Dalam ranah kajian perilaku
organisasi, Steers (1985) mengemukakan tiga pendekatan dalam memahami
efektivitas. Pendekatan-pendekatan tersebut antara lain pendekatan tujuan (the
goal optimization approach), pendekatan sistem (sistem theory approach),
dan pendekatan kepuasan partisipasi (participant satisfaction model).
- Pendekatan Tujuan. Suatu
organisasi berlangsung dalam upaya mencapai suatu tujuan. Oleh karena itu,
dalam pendekatan ini efektivitas dipandang sebagai goal attainment/goal
optimization atau pencapaian sasaran dari upaya bersama. Derajat
pencapaian sasaran menunjukkan derajat efektivitas. Suatu program
dikatakan efektif jika tujuan akhir program tercapai. Dengan perkataan
lain, pencapaian tujuan merupakan indikator utama dalam menilai
efektivitas.
- Pendekatan Sistem. Pendekatan
ini memandang efektivitas sebagai kemampuan organisasi dalam
mendayagunakan segenap potensi lingkungan serta memfungsikan semua unsur
yang terlibat. Efektivitas diukur dengan meninjau sejauh mana berfungsinya
unsur-unsur dalam sistem untuk mencapai tujuan.
- Pendekatan Kepuasan
Partisipasi. Dalam pendekatan ini, individu partisipan ditempatkan sebagai
acuan utama dalam menilai efektivitas. Hal ini didasarkan pada asumsi
bahwa keberadaan organisasi ditentukan oleh kualitas partisipasi kerja individu.
Selain itu, motif individu dalam suatu organisasi merupakan faktor yang
sangat menentukan kualitas partisipasi. Sehingga, kepuasan individu
menjadi hal yang penting dalam mengukur efektivitas organisasi.
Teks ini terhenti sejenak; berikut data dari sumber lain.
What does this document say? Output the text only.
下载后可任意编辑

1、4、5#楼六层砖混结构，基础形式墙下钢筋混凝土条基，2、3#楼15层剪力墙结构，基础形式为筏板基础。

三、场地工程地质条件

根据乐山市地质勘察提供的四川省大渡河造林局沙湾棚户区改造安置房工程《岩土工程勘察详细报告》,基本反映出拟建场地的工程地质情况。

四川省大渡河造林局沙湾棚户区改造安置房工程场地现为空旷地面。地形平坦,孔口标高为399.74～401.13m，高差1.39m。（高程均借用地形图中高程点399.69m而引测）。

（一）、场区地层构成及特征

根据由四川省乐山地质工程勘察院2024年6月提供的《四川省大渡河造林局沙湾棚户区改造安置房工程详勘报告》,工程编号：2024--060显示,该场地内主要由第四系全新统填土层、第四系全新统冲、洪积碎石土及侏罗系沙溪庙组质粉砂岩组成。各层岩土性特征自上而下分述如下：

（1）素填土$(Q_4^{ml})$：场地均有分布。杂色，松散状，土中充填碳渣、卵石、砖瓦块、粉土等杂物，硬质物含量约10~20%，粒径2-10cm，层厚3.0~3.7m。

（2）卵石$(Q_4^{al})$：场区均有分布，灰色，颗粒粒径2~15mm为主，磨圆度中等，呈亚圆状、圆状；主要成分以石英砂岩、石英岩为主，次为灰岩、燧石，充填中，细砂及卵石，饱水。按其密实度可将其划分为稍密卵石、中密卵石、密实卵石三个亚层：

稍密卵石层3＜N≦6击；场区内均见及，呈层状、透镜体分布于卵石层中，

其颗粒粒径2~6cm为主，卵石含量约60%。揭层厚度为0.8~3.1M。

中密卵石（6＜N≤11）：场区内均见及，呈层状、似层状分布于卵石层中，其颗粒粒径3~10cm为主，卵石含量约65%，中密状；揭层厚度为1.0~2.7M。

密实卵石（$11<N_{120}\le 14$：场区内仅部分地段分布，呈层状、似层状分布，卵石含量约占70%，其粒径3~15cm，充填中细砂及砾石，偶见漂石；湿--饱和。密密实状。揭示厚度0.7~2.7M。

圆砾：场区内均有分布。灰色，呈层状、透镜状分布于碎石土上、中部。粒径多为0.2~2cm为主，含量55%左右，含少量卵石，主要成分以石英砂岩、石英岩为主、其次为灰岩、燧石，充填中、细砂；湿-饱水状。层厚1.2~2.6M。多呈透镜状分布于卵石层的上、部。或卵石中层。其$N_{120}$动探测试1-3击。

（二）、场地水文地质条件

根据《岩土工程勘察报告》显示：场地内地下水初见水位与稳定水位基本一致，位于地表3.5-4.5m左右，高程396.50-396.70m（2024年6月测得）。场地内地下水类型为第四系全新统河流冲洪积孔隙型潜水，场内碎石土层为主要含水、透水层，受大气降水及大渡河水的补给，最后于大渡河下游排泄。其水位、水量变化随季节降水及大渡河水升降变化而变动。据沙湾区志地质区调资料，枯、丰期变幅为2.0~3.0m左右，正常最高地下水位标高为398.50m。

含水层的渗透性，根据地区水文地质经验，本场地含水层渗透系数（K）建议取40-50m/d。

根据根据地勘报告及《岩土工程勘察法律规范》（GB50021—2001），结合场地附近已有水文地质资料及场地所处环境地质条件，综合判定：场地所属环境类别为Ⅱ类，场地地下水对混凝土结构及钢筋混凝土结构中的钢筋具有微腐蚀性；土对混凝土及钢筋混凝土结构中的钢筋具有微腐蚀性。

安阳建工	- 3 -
Dari tiga pendekatan dalam menilai
efektivitas organisasi di atas, bisa ditarik kesimpulan berkenaan dengan
efektivitas pembelajaran bahwa efektivitas suatu program pembelajaran berkenaan
dengan masalah pencapaian tujuan pembelajaran, fungsi dari unsur-unsur
pembelajaran, serta tingkat kepuasan dari individu-individu yang terlibat dalam
pembelajaran.
B. Pendekatan dan Model Penilaian
Efektivitas
Untuk mengetahui efektivitas suatu
program, perlu dilakukan penilaian terhadap manfaat atau daya guna program
tersebut. Penilaian terhadap manfaat atau daya guna disebut juga dengan
evaluasi (Stufflebeam, 1974, dalam Tayibnafis, 2000:3). Dulu, evaluasi hanya
berfokus pada hasil yang dicapai. Jadi, untuk mengevaluasi objek
pendidikan, seperti halnya pembelajaran, hanya berfokus pada hasil yang telah
dicapai peserta. Akhir-akhir ini, usaha evaluasi ditujukan untuk memperluas
atau memperbanyak variable evaluasi dalam bermacam-macam model evaluasi.
Dalam menilai efektivitas program, Tayibnafis
(2000:23-36) menjelaskan berbagai pendekatan evaluasi, yakni sebagai berikut.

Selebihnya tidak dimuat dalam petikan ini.